For adults ages 50 to 59 considering aspirin to prevent heart attacks and strokes, for example, the U.S Preventive Services Task Force (USPSTF) recommends the pill only for people who have at least a 10 per cent risk of having a heart attack or stroke over the next decade and who don’t have a higher-than-average risk of bleeding.
One limitation of the analysis is that the smaller clinical trials examined a variety of aspirin doses up to 100 milligrams daily. The analysis also only focused on brain bleeds, and not on other types of internal bleeding associated with aspirin.
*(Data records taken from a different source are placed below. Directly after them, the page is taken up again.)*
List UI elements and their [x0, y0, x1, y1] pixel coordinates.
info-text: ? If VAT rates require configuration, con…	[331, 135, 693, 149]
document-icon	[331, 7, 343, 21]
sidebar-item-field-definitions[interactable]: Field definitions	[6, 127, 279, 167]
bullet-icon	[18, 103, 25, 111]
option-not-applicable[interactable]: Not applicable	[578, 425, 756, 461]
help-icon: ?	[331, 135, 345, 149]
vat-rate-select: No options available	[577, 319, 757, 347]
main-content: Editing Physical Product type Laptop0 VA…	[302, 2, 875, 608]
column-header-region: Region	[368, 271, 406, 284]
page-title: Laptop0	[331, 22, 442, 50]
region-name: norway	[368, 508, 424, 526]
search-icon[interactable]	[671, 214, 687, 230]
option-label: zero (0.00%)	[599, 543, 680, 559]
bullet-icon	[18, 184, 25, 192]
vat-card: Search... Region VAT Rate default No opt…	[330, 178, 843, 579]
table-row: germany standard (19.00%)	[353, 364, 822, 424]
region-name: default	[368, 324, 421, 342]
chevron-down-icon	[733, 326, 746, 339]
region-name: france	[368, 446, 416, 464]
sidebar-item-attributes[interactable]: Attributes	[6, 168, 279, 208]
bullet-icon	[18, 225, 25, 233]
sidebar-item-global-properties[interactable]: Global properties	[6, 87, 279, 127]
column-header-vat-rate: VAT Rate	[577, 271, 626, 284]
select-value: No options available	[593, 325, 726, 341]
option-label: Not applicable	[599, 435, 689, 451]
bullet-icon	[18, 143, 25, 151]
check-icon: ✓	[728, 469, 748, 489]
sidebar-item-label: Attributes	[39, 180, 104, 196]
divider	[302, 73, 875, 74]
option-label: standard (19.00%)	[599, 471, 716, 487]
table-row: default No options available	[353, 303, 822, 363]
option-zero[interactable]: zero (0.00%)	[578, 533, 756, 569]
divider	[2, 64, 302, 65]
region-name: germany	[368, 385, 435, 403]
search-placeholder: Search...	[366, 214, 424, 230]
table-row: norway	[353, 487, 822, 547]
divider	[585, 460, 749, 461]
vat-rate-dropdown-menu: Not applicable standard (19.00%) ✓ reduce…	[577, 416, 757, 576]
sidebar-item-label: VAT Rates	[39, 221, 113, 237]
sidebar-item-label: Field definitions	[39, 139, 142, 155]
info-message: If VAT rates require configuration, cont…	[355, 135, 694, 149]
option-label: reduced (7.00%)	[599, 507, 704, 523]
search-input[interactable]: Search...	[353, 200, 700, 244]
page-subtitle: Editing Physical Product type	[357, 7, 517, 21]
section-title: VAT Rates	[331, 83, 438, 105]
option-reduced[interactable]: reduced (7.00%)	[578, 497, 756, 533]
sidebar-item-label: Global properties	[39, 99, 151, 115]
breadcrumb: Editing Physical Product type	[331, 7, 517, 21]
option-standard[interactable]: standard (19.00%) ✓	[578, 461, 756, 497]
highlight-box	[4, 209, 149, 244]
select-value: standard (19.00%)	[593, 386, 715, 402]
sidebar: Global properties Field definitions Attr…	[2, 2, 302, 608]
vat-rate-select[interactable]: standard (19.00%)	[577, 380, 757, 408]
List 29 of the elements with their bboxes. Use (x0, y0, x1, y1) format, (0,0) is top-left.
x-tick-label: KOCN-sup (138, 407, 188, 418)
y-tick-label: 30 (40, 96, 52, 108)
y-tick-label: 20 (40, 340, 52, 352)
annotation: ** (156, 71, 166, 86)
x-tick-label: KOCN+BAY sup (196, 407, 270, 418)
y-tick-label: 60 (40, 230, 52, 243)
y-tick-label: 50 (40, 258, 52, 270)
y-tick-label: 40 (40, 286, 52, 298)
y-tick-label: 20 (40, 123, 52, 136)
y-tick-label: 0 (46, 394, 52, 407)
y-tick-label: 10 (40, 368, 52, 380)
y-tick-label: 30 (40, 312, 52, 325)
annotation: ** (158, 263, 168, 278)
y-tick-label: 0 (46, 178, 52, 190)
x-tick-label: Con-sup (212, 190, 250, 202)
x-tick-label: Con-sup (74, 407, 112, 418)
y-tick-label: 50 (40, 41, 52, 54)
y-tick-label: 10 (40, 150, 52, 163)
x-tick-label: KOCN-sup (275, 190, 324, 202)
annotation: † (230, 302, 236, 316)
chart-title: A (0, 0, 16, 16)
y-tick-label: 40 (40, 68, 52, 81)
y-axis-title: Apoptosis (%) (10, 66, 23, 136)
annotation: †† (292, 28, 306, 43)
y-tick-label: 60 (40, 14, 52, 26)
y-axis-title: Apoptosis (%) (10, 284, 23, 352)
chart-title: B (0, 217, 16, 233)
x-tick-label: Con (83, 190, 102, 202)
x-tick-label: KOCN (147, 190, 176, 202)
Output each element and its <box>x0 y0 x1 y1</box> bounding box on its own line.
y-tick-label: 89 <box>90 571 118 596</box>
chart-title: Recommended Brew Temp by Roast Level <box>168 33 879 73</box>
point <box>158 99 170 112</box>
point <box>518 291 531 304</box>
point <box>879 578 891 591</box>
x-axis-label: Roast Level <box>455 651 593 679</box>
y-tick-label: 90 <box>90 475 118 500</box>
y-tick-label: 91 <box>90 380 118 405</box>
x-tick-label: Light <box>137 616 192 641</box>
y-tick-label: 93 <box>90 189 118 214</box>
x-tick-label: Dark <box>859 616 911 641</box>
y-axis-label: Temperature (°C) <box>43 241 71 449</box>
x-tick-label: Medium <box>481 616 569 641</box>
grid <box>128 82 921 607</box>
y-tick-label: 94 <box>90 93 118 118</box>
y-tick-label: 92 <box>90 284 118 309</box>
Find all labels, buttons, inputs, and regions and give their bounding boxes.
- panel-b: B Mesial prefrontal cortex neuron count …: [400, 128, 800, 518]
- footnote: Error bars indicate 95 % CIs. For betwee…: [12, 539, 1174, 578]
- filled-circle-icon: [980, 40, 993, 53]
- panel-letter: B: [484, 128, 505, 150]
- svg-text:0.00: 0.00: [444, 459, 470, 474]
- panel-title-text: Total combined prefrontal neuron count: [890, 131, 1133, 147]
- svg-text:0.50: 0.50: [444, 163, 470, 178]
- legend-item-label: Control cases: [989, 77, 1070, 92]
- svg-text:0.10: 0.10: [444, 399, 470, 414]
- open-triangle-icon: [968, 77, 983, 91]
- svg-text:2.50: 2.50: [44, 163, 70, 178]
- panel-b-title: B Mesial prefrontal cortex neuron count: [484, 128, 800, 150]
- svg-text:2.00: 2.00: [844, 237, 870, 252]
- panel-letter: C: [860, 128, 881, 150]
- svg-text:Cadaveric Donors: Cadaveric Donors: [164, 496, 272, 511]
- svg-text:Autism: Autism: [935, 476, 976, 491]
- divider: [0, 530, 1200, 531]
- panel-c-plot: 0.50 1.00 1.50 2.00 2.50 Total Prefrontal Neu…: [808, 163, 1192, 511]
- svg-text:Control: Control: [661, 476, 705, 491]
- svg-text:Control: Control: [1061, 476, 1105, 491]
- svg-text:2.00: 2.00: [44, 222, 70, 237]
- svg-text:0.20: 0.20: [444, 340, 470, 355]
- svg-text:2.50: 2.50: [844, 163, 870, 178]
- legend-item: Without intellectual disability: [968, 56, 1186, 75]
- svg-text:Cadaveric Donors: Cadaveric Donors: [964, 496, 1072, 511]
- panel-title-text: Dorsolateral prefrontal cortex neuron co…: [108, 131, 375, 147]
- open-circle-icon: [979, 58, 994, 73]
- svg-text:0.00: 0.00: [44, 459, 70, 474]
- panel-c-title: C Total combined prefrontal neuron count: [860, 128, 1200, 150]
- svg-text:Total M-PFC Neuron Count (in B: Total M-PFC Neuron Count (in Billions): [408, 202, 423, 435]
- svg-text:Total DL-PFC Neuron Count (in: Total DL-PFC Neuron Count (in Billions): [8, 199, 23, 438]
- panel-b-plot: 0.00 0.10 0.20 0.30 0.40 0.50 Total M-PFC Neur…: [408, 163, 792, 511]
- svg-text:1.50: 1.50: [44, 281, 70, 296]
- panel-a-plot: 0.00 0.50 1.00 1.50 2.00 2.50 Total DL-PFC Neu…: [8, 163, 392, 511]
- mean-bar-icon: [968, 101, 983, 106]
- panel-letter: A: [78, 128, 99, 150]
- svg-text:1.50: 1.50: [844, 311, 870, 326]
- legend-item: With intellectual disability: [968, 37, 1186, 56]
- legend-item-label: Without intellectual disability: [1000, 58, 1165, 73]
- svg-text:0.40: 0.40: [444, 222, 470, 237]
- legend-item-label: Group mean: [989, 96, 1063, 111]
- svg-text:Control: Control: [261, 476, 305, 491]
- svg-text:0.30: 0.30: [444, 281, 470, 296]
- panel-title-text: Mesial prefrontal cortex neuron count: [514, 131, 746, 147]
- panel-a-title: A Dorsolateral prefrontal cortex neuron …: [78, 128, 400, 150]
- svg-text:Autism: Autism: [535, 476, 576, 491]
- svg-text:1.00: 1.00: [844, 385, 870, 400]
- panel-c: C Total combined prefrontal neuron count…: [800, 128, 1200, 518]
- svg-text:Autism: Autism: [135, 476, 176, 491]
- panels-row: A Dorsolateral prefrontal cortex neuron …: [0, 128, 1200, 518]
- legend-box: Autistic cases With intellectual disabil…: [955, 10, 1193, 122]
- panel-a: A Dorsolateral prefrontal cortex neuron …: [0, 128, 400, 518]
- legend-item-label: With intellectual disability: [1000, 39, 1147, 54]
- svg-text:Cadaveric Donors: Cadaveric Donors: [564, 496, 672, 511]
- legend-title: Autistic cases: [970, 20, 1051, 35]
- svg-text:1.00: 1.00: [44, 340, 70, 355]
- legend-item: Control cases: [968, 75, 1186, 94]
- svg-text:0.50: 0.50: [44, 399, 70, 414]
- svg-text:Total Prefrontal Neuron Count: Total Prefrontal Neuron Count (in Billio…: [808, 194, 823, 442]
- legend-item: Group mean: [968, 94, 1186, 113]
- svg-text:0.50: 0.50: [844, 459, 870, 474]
“We have long known that aspirin can precipitate bleeding, most commonly in the gastrointestinal tract, but most devastatingly in the brain,” said Dr Samuel Wann, a cardiologist at Ascension Healthcare in Milwaukee, Wisconsin, who wasn’t involved in the study.
Despite the benefits for preventing heart attacks, the consensus on aspirin has changed over time, particularly for people without heart disease or hardening and narrowing of the arteries (atherosclerosis).
“We have previously recommended aspirin to prevent platelets from sticking to the inside of an individual’s arteries, but the benefit, while real, turns out to be small compared to the rare but devastating incidence of a brain haemorrhage,” Wann said.
“We no longer recommend routine use of aspirin in individuals who have no demonstrable cardiovascular disease or atherosclerosis.”